Tout comme pour les entreprises privées, le montant forfaitaire est de 40 euros minimum pour les dédommagements des frais de recouvrement non prévus dans les dépens. La possibilité existe aussi de recouvrir les frais effectivement engagés  pour le suivi du paiement mais ceux-ci doivent être des frais raisonnables (avocats et autres). Les intérêts restent dus et le taux passe à 8 %.

Les actions en cessation retouchées

Pour les actions en cessation, le principe reste le même, même si quelques retouches sont apportées selon le Conseiller du Ministère de la Justice.

L’action en cessation couvre, contrairement à la loi de 2004, aussi les clauses contractuelles abusives qui affectent l’indemnisation des frais de recouvrement.

Deux présomptions sont instaurées par la directive :

  • la première est irréfragable et sous-entend que "toute clause qui exclue les intérêts de retard de paiement est considérée comme abusive" ;
  • la deuxième présomption réfragable est celle, qui dit qu’est manifestement abusive, une clause qui prévoit l’exclusion des clauses d’indemnisation des frais de recouvrement.

La charge de la preuve est renversée selon Daniel Ruppert et c’est au créancier de prouver en quoi la clause qu’il inclut au contrat n’est pas abusive.

Un dernier aspect particulier qu’évoque le conseiller du Ministère des la Justice, est la clause de réserve de propriété qui existait déjà dans la directive de 2000 et a été reprise par la directive de 2011. Cette clause existe déjà en droit luxembourgeois à l’article 567-1 du Code de commerce et permet au créancier de se réserver la propriété de la chose qu’il livre tant que le paiement n’a pas été effectué. Les clauses de réserve de propriété sont opposables en cas de faillite. Selon Daniel Ruppert, ce statut quo est intéressant à relever car il offre une protection accrue du créancier.

Réactions du public

À la suite de l’intervention dr Daniel Ruppert, certaines personnes dans l’audience ont soulevé des problèmes pratiques.

Un intervenant parmi l’audience a affirmé que certains juges luxembourgeois refusaient d’appliquer la loi de 2004.

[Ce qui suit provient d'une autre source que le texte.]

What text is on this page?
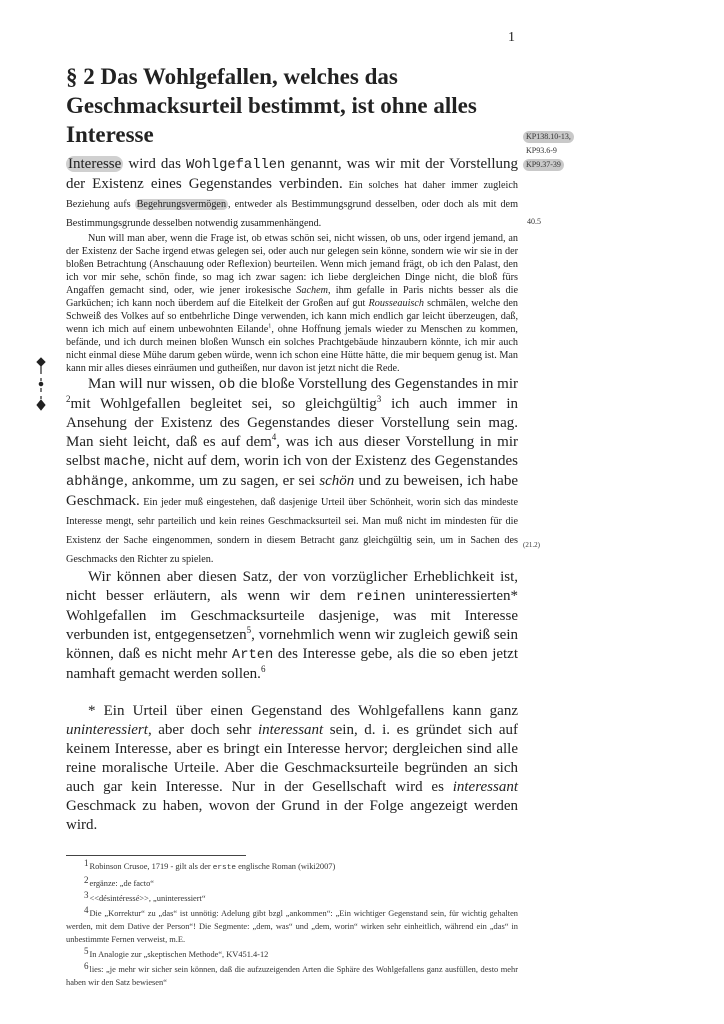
1
§ 2 Das Wohlgefallen, welches das Geschmacksurteil bestimmt, ist ohne alles Interesse

Interesse wird das Wohlgefallen genannt, was wir mit der Vorstellung der Existenz eines Gegenstandes verbinden. Ein solches hat daher immer zugleich Beziehung aufs Begehrungsvermögen , entweder als Bestimmungsgrund desselben, oder doch als mit dem Bestimmungsgrunde desselben notwendig zusammenhängend.

Nun will man aber, wenn die Frage ist, ob etwas schön sei, nicht wissen, ob uns, oder irgend jemand, an der Existenz der Sache irgend etwas gelegen sei, oder auch nur gelegen sein könne, sondern wie wir sie in der bloßen Betrachtung (Anschauung oder Reflexion) beurteilen. Wenn mich jemand frägt, ob ich den Palast, den ich vor mir sehe, schön finde, so mag ich zwar sagen: ich liebe dergleichen Dinge nicht, die bloß fürs Angaffen gemacht sind, oder, wie jener irokesische Sachem, ihm gefalle in Paris nichts besser als die Garküchen; ich kann noch überdem auf die Eitelkeit der Großen auf gut Rousseauisch schmälen, welche den Schweiß des Volkes auf so entbehrliche Dinge verwenden, ich kann mich endlich gar leicht überzeugen, daß, wenn ich mich auf einem unbewohnten Eilande$^1$, ohne Hoffnung jemals wieder zu Menschen zu kommen, befände, und ich durch meinen bloßen Wunsch ein solches Prachtgebäude hinzaubern könnte, ich mir auch nicht einmal diese Mühe darum geben würde, wenn ich schon eine Hütte hätte, die mir bequem genug ist. Man kann mir alles dieses einräumen und gutheißen, nur davon ist jetzt nicht die Rede.

Man will nur wissen, ob die bloße Vorstellung des Gegenstandes in mir $^2$mit Wohlgefallen begleitet sei, so gleichgültig$^3$ ich auch immer in Ansehung der Existenz des Gegenstandes dieser Vorstellung sein mag. Man sieht leicht, daß es auf dem$^4$, was ich aus dieser Vorstellung in mir selbst mache, nicht auf dem, worin ich von der Existenz des Gegenstandes abhänge, ankomme, um zu sagen, er sei schön und zu beweisen, ich habe Geschmack. Ein jeder muß eingestehen, daß dasjenige Urteil über Schönheit, worin sich das mindeste Interesse mengt, sehr parteilich und kein reines Geschmacksurteil sei. Man muß nicht im mindesten für die Existenz der Sache eingenommen, sondern in diesem Betracht ganz gleichgültig sein, um in Sachen des Geschmacks den Richter zu spielen.

Wir können aber diesen Satz, der von vorzüglicher Erheblichkeit ist, nicht besser erläutern, als wenn wir dem reinen uninteressierten* Wohlgefallen im Geschmacksurteile dasjenige, was mit Interesse verbunden ist, entgegensetzen$^5$, vornehmlich wenn wir zugleich gewiß sein können, daß es nicht mehr Arten des Interesse gebe, als die so eben jetzt namhaft gemacht werden sollen.$^6$

* Ein Urteil über einen Gegenstand des Wohlgefallens kann ganz uninteressiert, aber doch sehr interessant sein, d. i. es gründet sich auf keinem Interesse, aber es bringt ein Interesse hervor; dergleichen sind alle reine moralische Urteile. Aber die Geschmacksurteile begründen an sich auch gar kein Interesse. Nur in der Gesellschaft wird es interessant Geschmack zu haben, wovon der Grund in der Folge angezeigt werden wird.

$^1$Robinson Crusoe, 1719 - gilt als der erste englische Roman (wiki2007)

$^2$ergänze: „de facto“

$^3$<<désintéressé>>, „uninteressiert“

$^4$Die „Korrektur“ zu „das“ ist unnötig: Adelung gibt bzgl „ankommen“: „Ein wichtiger Gegenstand sein, für wichtig gehalten werden, mit dem Dative der Person“! Die Segmente: „dem, was“ und „dem, worin“ wirken sehr einheitlich, während ein „das“ in unbestimmte Fernen verweist, m.E.

$^5$In Analogie zur „skeptischen Methode“, KV451.4-12

$^6$lies: „je mehr wir sicher sein können, daß die aufzuzeigenden Arten die Sphäre des Wohlgefallens ganz ausfüllen, desto mehr haben wir den Satz bewiesen“

KP138.10-13,
KP93.6-9
KP9.37-39
40.5
(21.2)
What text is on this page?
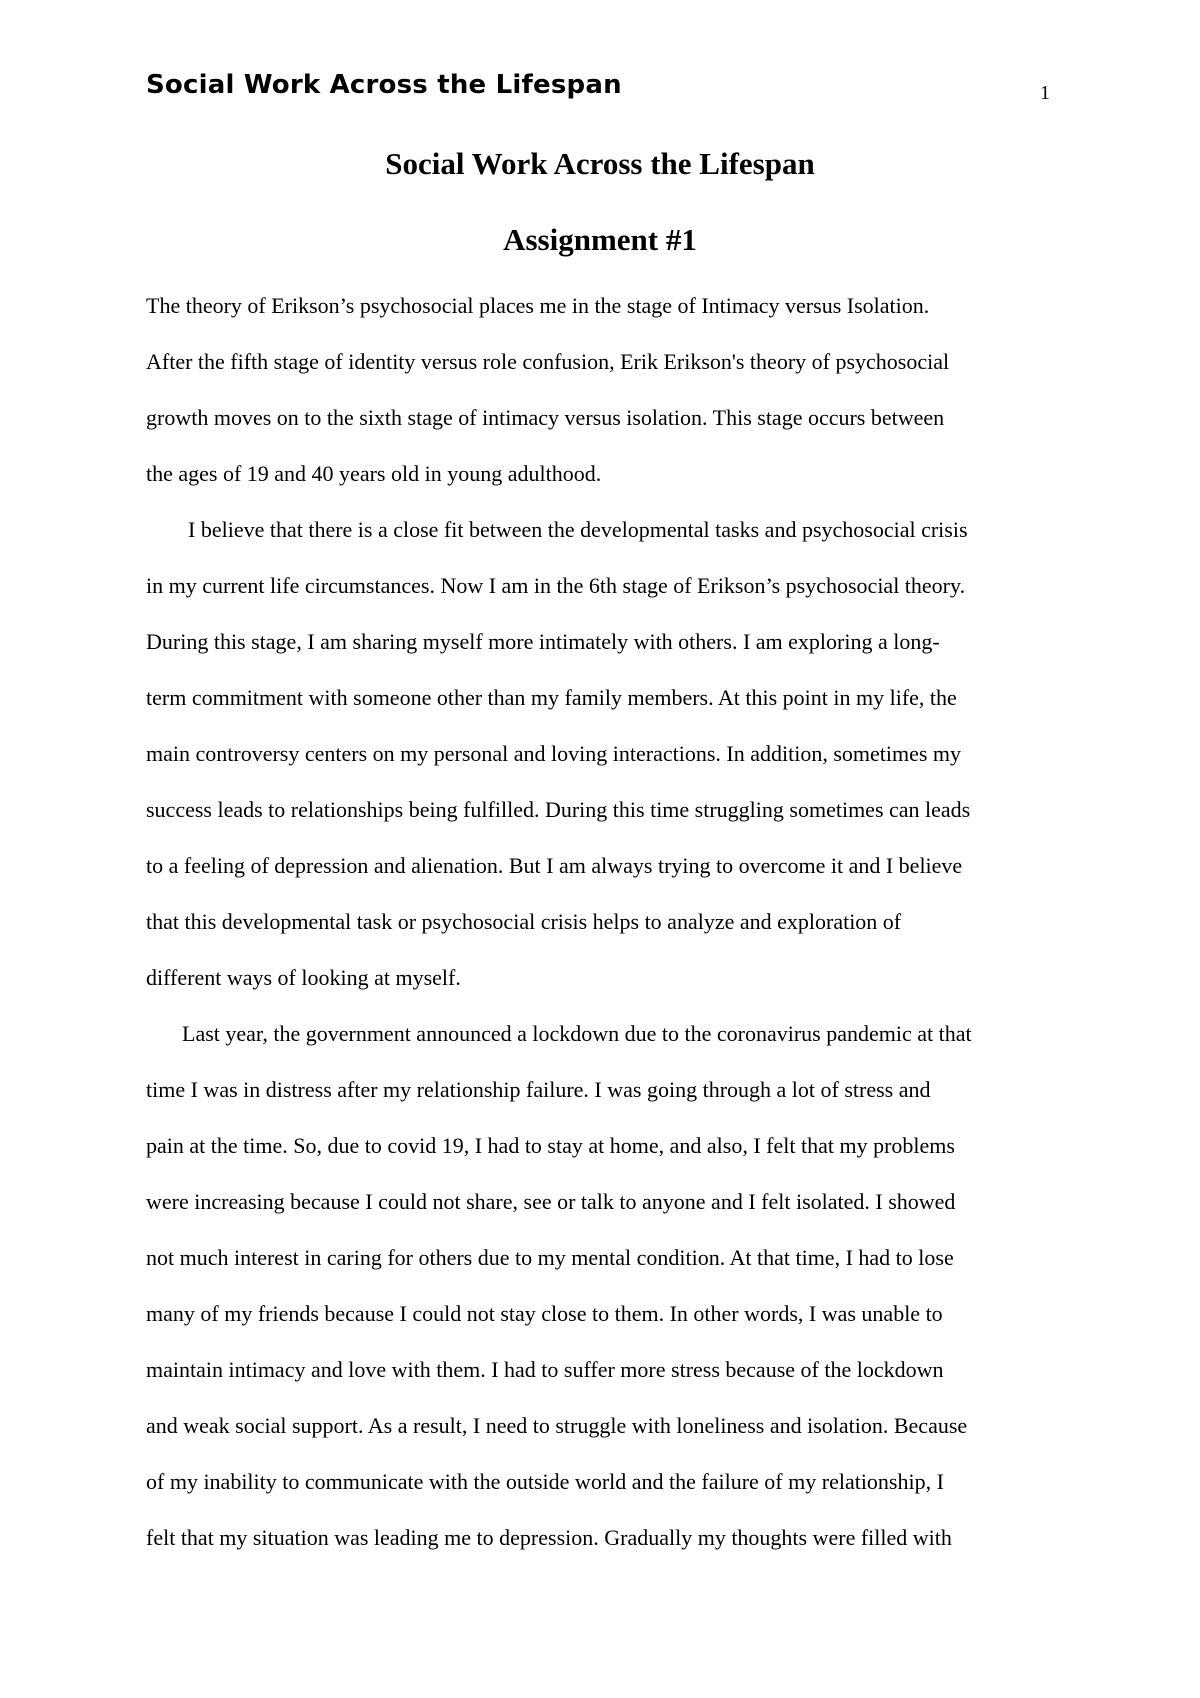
Social Work Across the Lifespan	1
Social Work Across the Lifespan
Assignment #1
The theory of Erikson’s psychosocial places me in the stage of Intimacy versus Isolation.
After the fifth stage of identity versus role confusion, Erik Erikson's theory of psychosocial
growth moves on to the sixth stage of intimacy versus isolation. This stage occurs between
the ages of 19 and 40 years old in young adulthood.
I believe that there is a close fit between the developmental tasks and psychosocial crisis
in my current life circumstances. Now I am in the 6th stage of Erikson’s psychosocial theory.
During this stage, I am sharing myself more intimately with others. I am exploring a long-
term commitment with someone other than my family members. At this point in my life, the
main controversy centers on my personal and loving interactions. In addition, sometimes my
success leads to relationships being fulfilled. During this time struggling sometimes can leads
to a feeling of depression and alienation. But I am always trying to overcome it and I believe
that this developmental task or psychosocial crisis helps to analyze and exploration of
different ways of looking at myself.
Last year, the government announced a lockdown due to the coronavirus pandemic at that
time I was in distress after my relationship failure. I was going through a lot of stress and
pain at the time. So, due to covid 19, I had to stay at home, and also, I felt that my problems
were increasing because I could not share, see or talk to anyone and I felt isolated. I showed
not much interest in caring for others due to my mental condition. At that time, I had to lose
many of my friends because I could not stay close to them. In other words, I was unable to
maintain intimacy and love with them. I had to suffer more stress because of the lockdown
and weak social support. As a result, I need to struggle with loneliness and isolation. Because
of my inability to communicate with the outside world and the failure of my relationship, I
felt that my situation was leading me to depression. Gradually my thoughts were filled with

Une autre personne a évoqué les réticences, dans certaines situations, des entreprises d’accéder à la justice car les intérêts - qui en plus sont augmentés par la directives de 2011 -peuvent forcer les personnes qui ne paient pas pour des raisons valables à renoncer à une action en justice, de peur de devoir payer par après des intérêts trop élevés.